Memorandum submitted by Express Newspapers



I make this short submission on behalf of Express Newspapers, in response to the Committee's invitation to interested parties to do so.


I am aware that the Media Lawyers Association (MLA) is making a submission. In general I agree with the points made by the MLA of which I am a member. I consider it proper however to deal separately with the first two questions raised by your committee.


The self regulatory system and the McCann case.


We do not think that the McCann case has altered the role and/or the effectiveness of the Press Complaints Commission (PCC).


The McCanns and others chose to use the legal route rather than resorting to the services of the PCC That was their right and their decision. The complaints were settled speedily by means of the normal legal processes and with the advice of leading counsel.


As the McCann investigation continued to unfold it was unique in that the public's interest in its every detail was unprecedented. It remained of such long running interest for several reasons.


The McCanns, for the best of motives, wished for and encouraged this public interest to continue for as long as possible, in the hope that Maddie would remain in the news and thus increase the possibility of finding her. The Portuguese police were continually supplying and/or leaking information to the media. They also took the important step of naming the McCanns as arguidos, giving them the official status of suspects under Portuguese law. The media throughout Europe continued to receive and give extensive coverage to the flow of information coming from either the McCanns or their friends, and/or the Portuguese police.

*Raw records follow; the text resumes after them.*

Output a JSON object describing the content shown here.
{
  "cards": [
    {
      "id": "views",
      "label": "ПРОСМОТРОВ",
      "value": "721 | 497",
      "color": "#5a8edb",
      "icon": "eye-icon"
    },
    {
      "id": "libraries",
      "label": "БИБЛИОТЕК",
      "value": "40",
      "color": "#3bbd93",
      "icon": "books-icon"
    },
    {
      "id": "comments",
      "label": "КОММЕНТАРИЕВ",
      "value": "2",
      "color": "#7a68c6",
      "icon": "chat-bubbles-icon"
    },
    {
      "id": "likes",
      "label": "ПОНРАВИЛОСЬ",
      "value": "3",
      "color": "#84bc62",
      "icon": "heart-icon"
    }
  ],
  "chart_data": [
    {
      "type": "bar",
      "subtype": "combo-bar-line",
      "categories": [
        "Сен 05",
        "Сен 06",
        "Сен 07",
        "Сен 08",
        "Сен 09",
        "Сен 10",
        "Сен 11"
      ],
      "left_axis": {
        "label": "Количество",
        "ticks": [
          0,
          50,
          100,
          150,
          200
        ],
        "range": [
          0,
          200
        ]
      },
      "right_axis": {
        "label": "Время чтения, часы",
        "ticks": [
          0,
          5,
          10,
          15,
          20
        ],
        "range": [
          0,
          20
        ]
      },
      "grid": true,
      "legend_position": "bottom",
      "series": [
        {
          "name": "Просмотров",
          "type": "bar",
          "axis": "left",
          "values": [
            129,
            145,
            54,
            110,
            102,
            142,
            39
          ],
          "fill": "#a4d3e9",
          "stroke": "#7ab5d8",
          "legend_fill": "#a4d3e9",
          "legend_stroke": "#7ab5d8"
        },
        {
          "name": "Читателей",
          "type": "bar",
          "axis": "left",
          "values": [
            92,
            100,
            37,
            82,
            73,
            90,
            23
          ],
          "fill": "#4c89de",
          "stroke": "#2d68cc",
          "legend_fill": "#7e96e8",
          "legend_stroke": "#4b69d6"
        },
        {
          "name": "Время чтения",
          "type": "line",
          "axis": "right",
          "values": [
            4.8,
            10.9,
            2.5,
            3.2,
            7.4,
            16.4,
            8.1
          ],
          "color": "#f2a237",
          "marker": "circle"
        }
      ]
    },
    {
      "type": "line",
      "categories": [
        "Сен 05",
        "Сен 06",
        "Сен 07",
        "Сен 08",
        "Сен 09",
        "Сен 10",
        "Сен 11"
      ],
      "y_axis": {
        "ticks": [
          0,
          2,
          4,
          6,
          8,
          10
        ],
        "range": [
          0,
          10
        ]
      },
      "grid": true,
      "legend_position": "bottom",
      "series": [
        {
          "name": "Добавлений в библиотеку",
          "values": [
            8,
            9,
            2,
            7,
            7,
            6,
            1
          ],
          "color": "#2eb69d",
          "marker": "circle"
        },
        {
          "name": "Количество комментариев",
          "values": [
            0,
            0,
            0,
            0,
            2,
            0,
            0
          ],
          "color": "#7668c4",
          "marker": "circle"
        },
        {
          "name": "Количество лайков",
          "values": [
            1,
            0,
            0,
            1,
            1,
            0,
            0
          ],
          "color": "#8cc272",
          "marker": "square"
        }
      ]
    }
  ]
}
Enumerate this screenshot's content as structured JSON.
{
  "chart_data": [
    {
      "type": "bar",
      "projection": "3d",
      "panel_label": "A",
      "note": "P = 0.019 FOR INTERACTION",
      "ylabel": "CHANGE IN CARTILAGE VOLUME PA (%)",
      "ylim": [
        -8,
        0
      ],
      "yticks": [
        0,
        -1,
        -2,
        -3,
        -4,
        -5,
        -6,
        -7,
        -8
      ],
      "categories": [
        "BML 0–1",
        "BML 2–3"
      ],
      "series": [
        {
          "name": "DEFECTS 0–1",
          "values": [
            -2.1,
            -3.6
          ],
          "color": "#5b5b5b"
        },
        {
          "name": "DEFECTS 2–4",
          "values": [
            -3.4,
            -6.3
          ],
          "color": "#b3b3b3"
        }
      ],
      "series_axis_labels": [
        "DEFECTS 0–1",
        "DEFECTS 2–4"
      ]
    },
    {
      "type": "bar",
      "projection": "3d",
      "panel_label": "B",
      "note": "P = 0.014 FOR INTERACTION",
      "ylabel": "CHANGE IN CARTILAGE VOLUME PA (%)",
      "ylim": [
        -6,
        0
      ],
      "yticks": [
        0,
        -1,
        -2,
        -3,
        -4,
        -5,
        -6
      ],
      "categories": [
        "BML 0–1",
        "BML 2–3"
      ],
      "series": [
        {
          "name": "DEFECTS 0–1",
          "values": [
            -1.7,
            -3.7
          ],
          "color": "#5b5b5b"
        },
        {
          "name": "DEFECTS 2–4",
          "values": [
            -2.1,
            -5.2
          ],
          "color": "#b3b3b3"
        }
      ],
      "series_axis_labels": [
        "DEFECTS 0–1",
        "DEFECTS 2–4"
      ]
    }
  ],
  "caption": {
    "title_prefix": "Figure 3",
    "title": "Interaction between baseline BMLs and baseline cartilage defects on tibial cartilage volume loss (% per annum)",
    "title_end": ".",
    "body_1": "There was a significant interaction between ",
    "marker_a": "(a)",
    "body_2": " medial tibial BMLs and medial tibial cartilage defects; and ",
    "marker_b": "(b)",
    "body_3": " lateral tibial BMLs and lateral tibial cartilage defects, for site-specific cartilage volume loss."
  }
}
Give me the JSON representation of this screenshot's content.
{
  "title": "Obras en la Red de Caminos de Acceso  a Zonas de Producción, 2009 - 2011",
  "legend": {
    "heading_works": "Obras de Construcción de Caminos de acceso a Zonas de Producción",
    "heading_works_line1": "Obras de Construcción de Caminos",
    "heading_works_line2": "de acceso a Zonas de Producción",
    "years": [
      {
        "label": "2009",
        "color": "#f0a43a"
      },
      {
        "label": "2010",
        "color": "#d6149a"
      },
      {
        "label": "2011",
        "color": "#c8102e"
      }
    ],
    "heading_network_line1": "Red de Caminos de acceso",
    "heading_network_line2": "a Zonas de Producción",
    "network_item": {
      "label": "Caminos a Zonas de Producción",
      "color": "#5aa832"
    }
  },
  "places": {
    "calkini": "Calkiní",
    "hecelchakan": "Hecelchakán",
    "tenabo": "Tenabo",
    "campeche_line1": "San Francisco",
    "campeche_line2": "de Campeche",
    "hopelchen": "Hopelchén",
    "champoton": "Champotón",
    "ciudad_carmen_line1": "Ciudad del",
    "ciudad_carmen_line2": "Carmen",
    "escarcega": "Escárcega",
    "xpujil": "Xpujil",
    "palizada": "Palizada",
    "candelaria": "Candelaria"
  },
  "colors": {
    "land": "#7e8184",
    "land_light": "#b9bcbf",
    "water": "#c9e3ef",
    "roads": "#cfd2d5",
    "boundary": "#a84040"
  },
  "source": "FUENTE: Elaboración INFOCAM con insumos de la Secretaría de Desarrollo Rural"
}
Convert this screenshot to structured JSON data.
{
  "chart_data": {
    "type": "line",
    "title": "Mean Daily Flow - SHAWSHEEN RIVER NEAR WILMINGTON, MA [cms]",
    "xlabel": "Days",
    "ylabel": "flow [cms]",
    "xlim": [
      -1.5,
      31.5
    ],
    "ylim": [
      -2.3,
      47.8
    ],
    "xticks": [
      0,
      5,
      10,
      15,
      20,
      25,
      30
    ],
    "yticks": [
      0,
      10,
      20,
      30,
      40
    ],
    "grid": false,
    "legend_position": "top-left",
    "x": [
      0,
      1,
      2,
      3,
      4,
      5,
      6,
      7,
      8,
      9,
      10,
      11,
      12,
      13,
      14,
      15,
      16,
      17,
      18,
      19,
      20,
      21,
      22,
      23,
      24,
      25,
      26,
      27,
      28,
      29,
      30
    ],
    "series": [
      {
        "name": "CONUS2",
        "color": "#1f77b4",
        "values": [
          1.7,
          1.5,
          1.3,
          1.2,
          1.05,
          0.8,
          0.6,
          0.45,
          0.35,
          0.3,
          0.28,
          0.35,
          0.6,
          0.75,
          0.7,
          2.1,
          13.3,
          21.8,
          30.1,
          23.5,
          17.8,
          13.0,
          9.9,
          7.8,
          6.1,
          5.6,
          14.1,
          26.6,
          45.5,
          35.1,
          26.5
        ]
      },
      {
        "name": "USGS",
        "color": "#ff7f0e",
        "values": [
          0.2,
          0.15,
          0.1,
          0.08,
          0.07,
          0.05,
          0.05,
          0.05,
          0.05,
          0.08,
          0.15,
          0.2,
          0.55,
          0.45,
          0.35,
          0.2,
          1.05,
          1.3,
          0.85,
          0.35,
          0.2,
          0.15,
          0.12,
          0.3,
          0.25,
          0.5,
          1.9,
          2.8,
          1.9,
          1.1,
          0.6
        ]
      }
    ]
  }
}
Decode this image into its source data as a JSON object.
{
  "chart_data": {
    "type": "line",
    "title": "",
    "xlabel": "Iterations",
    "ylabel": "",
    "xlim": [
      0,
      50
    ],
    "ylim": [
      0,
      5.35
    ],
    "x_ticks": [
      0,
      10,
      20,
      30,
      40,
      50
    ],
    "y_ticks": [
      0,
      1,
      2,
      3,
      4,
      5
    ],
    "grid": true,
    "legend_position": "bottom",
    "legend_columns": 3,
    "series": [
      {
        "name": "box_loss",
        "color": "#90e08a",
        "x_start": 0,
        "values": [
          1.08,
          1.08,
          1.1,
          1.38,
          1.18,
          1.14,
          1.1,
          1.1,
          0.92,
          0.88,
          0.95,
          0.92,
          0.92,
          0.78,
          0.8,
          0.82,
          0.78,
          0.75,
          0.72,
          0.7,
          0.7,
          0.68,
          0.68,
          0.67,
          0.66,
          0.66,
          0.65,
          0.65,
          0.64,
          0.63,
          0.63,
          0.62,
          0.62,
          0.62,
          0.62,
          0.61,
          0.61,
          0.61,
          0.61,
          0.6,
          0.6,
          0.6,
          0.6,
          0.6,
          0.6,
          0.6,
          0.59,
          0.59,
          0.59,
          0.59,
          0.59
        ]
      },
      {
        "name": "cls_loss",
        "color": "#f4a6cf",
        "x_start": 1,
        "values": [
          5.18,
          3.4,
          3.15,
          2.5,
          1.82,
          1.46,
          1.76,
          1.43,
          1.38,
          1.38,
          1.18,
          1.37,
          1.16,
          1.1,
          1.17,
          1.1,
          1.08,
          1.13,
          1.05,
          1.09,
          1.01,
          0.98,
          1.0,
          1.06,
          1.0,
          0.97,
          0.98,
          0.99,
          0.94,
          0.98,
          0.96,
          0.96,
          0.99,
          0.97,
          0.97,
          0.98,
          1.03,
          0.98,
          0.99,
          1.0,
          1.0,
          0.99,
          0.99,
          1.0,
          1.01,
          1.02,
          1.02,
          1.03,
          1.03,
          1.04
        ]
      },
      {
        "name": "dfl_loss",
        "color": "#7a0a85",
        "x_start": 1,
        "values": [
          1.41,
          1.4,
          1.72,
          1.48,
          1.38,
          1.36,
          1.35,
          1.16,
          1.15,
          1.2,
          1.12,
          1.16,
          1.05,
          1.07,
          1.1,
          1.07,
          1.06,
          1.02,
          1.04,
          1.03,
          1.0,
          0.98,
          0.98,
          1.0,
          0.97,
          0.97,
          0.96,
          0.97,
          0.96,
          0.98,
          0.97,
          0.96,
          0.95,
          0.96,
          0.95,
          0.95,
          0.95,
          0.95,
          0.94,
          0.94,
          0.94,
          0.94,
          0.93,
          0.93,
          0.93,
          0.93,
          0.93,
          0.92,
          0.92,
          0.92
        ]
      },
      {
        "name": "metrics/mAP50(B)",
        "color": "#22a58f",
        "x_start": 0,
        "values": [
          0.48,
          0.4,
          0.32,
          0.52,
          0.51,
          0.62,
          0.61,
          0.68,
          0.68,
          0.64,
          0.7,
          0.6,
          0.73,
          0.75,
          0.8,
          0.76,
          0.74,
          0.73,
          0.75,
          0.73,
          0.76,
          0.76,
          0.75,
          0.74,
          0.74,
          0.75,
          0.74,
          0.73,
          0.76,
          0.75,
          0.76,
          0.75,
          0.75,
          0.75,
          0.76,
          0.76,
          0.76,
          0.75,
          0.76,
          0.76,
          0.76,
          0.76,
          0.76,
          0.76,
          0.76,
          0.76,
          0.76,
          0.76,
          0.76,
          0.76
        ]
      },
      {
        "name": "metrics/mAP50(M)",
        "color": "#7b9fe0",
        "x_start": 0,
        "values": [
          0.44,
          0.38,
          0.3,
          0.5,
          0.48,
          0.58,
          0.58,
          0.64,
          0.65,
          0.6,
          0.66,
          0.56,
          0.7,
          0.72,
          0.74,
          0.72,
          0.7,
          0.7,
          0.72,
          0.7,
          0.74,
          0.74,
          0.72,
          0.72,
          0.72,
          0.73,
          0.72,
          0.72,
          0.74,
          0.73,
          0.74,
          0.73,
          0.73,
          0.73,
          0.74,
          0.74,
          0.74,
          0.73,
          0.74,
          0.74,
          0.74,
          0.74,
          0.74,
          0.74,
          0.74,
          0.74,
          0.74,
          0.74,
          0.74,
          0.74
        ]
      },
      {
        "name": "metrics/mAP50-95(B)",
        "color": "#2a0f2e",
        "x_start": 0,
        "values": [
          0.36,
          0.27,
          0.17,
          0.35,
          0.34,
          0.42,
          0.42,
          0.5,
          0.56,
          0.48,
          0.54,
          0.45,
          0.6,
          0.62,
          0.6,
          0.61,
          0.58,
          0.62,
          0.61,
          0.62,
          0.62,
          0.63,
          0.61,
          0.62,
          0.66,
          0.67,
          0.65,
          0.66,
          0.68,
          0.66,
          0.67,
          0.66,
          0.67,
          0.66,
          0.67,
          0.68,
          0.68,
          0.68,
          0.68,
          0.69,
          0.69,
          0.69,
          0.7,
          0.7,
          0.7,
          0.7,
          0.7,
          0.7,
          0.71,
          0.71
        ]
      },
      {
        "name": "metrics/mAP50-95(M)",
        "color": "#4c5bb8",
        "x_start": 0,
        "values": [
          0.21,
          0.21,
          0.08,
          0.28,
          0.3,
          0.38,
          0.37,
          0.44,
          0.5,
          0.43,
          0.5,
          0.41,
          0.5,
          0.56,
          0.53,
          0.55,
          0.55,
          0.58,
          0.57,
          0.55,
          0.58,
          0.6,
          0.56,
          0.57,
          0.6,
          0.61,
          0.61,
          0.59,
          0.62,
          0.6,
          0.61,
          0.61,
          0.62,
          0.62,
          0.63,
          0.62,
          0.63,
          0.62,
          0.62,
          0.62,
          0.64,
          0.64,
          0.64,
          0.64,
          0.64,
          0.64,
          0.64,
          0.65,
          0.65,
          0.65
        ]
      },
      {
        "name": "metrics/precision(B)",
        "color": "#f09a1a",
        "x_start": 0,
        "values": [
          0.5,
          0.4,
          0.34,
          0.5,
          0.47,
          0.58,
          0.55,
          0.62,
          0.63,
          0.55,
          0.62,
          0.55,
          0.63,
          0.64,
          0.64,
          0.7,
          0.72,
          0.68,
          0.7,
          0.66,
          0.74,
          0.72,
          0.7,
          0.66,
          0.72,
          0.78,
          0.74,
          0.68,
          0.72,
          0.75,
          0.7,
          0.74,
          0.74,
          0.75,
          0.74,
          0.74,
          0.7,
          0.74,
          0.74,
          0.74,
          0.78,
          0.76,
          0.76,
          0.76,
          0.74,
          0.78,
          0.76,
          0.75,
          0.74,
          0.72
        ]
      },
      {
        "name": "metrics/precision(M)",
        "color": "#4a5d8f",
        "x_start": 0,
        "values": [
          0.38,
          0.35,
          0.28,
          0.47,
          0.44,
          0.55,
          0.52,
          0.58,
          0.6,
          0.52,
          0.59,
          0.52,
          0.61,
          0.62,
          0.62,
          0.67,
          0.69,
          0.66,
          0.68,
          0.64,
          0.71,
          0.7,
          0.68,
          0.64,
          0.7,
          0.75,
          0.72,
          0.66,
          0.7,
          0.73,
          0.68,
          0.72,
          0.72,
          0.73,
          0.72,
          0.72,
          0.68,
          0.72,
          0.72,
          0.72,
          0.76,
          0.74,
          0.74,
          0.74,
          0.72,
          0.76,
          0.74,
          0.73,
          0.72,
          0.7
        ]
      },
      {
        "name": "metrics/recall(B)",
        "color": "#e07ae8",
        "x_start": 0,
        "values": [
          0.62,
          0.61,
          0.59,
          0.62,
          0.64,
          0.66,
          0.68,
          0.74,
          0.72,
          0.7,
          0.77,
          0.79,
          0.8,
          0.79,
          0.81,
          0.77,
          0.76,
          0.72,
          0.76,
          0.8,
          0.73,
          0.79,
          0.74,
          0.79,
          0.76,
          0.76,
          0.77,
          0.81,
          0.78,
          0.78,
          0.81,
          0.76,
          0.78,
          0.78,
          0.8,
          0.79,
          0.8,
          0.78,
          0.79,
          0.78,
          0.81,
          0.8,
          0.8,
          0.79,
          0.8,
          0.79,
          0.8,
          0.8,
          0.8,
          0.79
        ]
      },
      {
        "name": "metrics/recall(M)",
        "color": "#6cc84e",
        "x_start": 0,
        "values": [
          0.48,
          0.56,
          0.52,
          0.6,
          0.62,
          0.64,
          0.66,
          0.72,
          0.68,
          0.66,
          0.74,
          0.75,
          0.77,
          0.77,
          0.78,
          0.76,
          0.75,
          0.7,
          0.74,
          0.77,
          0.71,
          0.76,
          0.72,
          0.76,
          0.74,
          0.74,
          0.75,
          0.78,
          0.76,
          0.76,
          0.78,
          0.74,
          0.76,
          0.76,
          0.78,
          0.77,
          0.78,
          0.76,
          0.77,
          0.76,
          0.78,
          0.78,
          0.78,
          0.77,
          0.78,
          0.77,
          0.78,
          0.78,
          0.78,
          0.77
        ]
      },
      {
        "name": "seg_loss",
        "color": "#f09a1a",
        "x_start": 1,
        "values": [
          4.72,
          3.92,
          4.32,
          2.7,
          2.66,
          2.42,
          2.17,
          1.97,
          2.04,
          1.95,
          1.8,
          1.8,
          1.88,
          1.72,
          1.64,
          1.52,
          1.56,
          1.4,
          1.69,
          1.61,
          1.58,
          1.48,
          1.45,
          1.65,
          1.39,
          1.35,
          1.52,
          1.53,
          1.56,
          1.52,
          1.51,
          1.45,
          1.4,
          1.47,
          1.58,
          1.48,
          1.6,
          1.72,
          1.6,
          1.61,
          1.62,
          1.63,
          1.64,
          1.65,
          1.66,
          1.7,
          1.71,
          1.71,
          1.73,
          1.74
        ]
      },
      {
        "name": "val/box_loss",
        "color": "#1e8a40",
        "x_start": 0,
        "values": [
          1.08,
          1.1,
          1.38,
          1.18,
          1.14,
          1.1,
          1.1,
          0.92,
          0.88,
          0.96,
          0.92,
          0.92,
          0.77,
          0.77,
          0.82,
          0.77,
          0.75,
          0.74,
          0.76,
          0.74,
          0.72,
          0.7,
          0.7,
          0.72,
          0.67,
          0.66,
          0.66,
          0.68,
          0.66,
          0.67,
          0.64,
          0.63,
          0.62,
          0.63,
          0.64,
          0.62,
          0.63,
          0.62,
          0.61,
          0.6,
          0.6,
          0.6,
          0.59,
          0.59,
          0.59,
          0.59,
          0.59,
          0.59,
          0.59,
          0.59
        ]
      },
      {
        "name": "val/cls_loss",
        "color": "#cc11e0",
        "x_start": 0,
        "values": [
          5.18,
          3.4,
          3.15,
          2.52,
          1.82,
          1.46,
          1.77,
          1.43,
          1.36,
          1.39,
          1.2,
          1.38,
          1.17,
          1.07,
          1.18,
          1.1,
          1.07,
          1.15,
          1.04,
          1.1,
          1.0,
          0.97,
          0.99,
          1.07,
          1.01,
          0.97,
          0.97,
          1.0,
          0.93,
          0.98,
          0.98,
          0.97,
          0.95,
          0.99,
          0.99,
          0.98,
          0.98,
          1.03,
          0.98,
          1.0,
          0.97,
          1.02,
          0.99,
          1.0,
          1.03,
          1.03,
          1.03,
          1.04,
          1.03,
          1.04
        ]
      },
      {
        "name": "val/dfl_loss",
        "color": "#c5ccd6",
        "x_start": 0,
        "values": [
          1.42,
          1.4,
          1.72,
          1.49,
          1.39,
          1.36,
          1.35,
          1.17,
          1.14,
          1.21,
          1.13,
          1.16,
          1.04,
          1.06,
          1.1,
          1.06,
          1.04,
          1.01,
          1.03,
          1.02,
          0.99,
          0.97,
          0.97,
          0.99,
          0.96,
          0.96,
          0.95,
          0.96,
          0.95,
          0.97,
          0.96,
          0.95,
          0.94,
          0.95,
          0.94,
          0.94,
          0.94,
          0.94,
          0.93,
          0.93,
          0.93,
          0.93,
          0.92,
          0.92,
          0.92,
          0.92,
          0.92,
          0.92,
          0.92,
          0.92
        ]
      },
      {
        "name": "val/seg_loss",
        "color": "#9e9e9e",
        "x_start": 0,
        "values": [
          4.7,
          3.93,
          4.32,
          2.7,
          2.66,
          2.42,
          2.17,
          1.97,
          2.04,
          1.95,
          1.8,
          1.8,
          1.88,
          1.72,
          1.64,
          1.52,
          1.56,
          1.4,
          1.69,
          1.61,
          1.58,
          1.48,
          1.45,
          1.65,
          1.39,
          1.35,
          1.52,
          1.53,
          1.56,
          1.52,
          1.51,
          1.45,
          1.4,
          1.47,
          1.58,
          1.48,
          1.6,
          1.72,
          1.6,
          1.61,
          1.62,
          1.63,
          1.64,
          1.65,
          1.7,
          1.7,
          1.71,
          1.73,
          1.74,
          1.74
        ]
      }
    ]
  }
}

It is extremely unlikely that all these unusual factors, together with the tragic nature of the case, will combine again to create a saga of such public fascination.


I stated above that the points made on behalf of the MLA are agreed with in general. I do, however, have an additional comment under the question of financial penalties. The question implies it might be thought appropriate for the self-regulatory body to award financial penalties. I do not consider it appropriate. Were the PCC to have that power, which might include the award of compensation, it would in effect create a parallel system to the courts with the attendant procedural requirements and provision for appeal ultimately to the courts. The result would be that a speedy and relatively cheap method of dealing with complaints, which by and large come directly from members of the public, would be lost.